Namun keterbatasan itu justru melahirkan inovasi. Siswa tak hanya mendapat pembelajaran akademik, tetapi juga diarahkan aktif di kegiatan keagamaan seperti tahfidz dan adzan.
“Pembelajaran tambahan ini adalah cara kami menyiapkan siswa agar siap bersaing,” kata Faidol.
Menurutnya, kunci dari keberhasilan itu ada di sinergi guru dan orang tua. Guru menjadi motor penggerak, sementara orang tua menopang dari rumah.
“Tanpa dukungan mereka, mustahil prestasi bisa lahir dari kondisi seperti sekarang,” ujarnya.

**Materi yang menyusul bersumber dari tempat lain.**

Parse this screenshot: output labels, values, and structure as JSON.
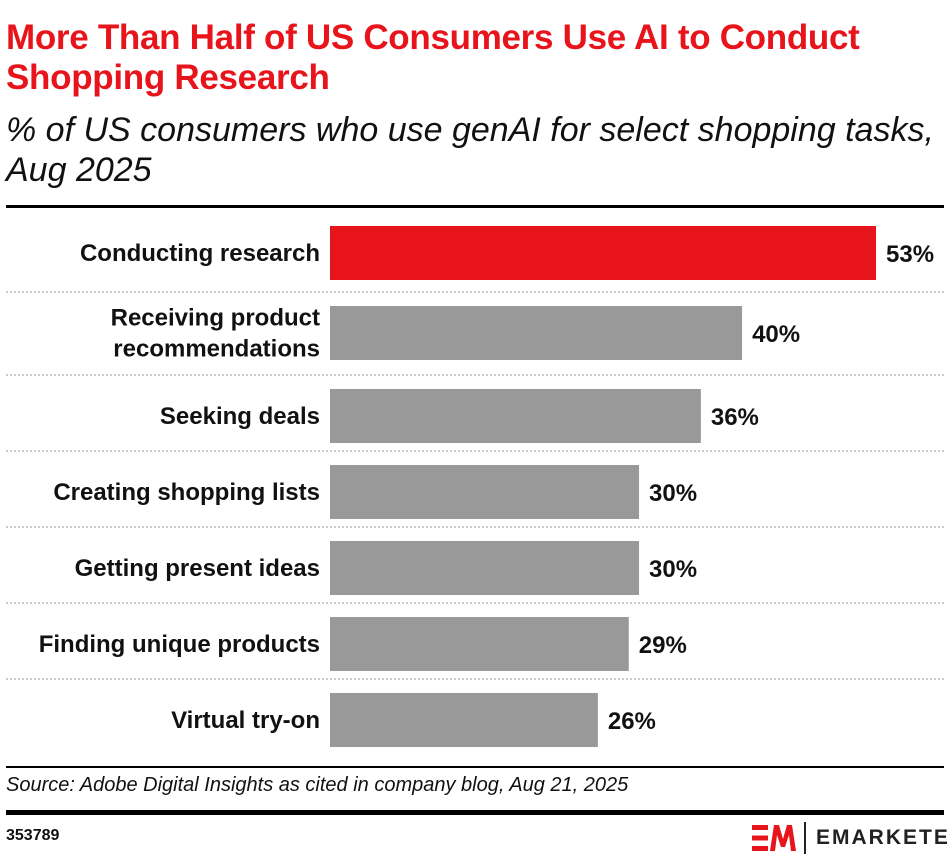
{
  "title": "More Than Half of US Consumers Use AI to Conduct Shopping Research",
  "subtitle": "% of US consumers who use genAI for select shopping tasks, Aug 2025",
  "source": "Source: Adobe Digital Insights as cited in company blog, Aug 21, 2025",
  "chart_id": "353789",
  "brand": "EMARKETER",
  "colors": {
    "highlight": "#e8141c",
    "bar": "#999999",
    "text": "#111111"
  },
  "chart_data": {
    "type": "bar",
    "orientation": "horizontal",
    "categories": [
      [
        "Conducting research"
      ],
      [
        "Receiving product",
        "recommendations"
      ],
      [
        "Seeking deals"
      ],
      [
        "Creating shopping lists"
      ],
      [
        "Getting present ideas"
      ],
      [
        "Finding unique products"
      ],
      [
        "Virtual try-on"
      ]
    ],
    "values": [
      53,
      40,
      36,
      30,
      30,
      29,
      26
    ],
    "labels": [
      "53%",
      "40%",
      "36%",
      "30%",
      "30%",
      "29%",
      "26%"
    ],
    "unit": "%",
    "highlight_index": 0,
    "grid": false
  }
}
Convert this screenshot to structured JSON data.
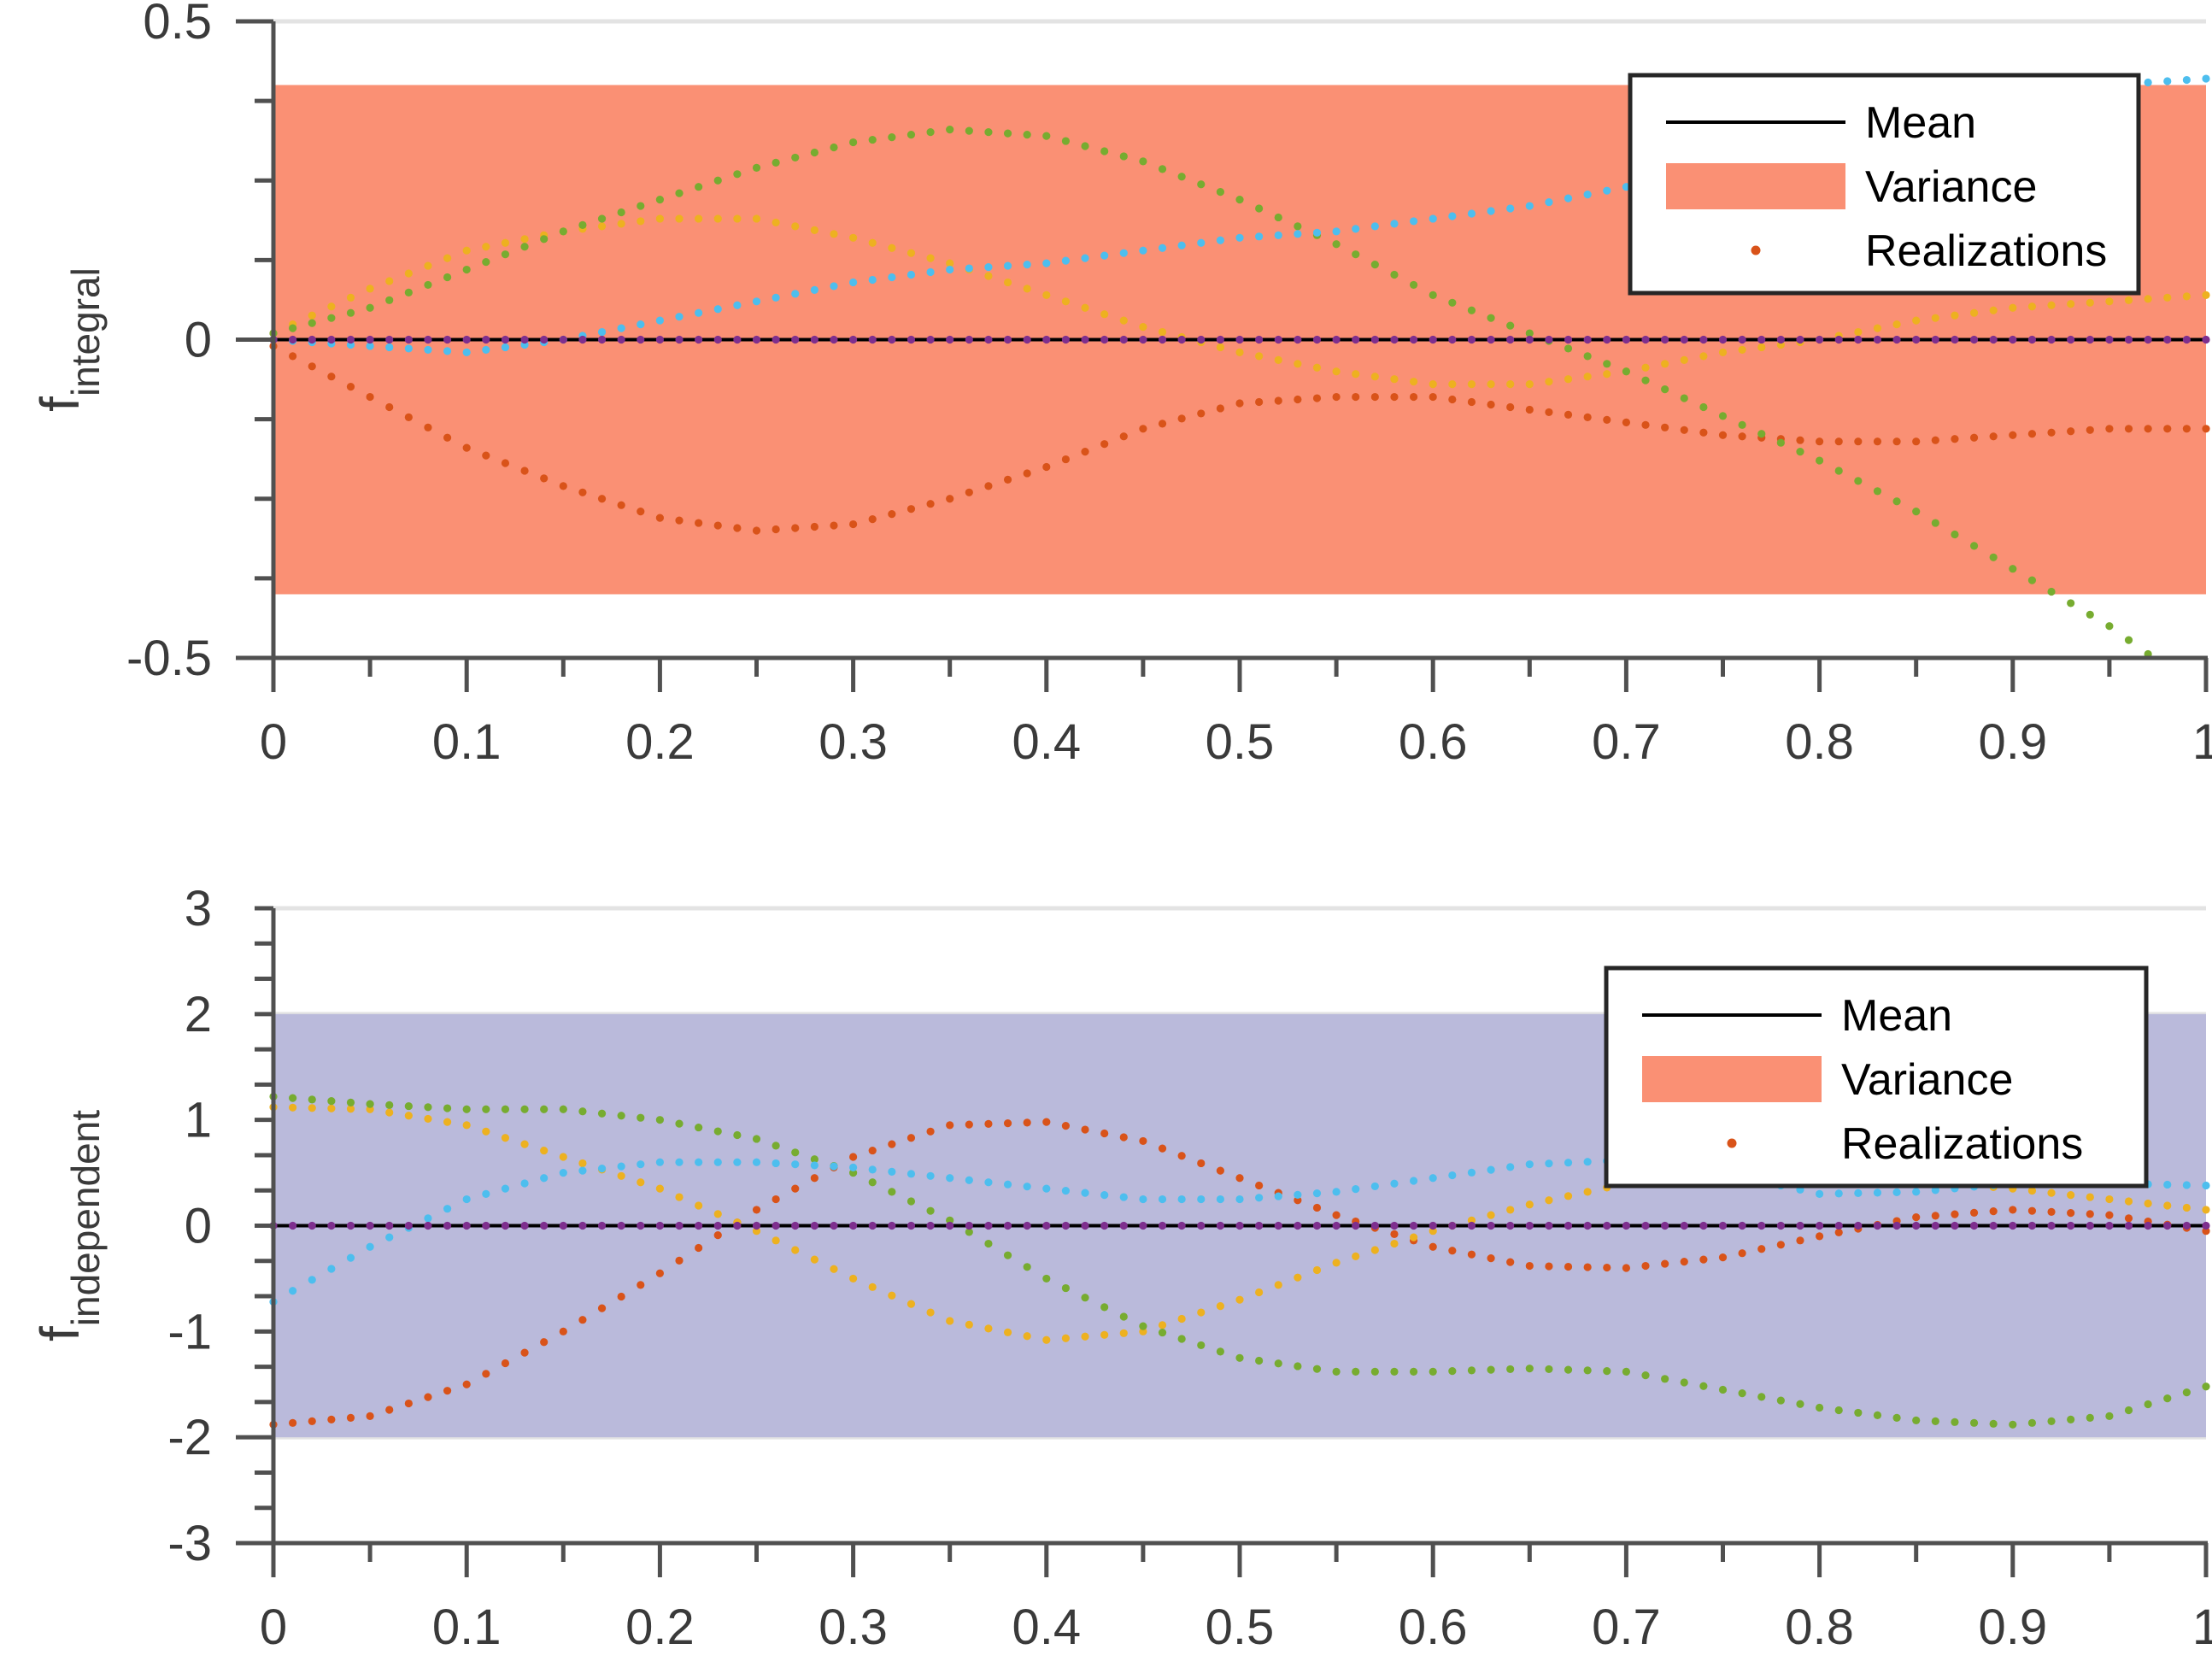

Persoalan yang dialami MIN 1 Ogan Ilir sejatinya menggambarkan problem klasik madrasah di banyak daerah, eksistensinya belum sepenuhnya diakui setara dengan sekolah umum, terutama dalam ajang resmi seperti Olimpiade Olahraga Siswa Nasional (O2SN) maupun lomba sains yang dikoordinasi pemerintah daerah.
Padahal, secara regulasi, madrasah adalah bagian integral dari sistem pendidikan nasional. Data Kementerian Agama menunjukkan, jumlah madrasah terus bertambah dari tahun ke tahun, dengan kontribusi signifikan dalam melahirkan siswa berprestasi, baik di bidang akademik maupun keagamaan.
Namun di lapangan, ketidakmerataan perhatian masih terasa. Madrasah sering kali harus berjuang sendiri mencari panggung.
“Kalau akses ke ajang resmi terbuka, saya yakin anak-anak madrasah bisa bersaing, bahkan melampaui,” kata Faidol.
“Pemerintah harus memandang madrasah sebagai bagian dari kekuatan pendidikan daerah. Kami hanya butuh kesempatan yang sama,” ujarnya menutup pembicaraan.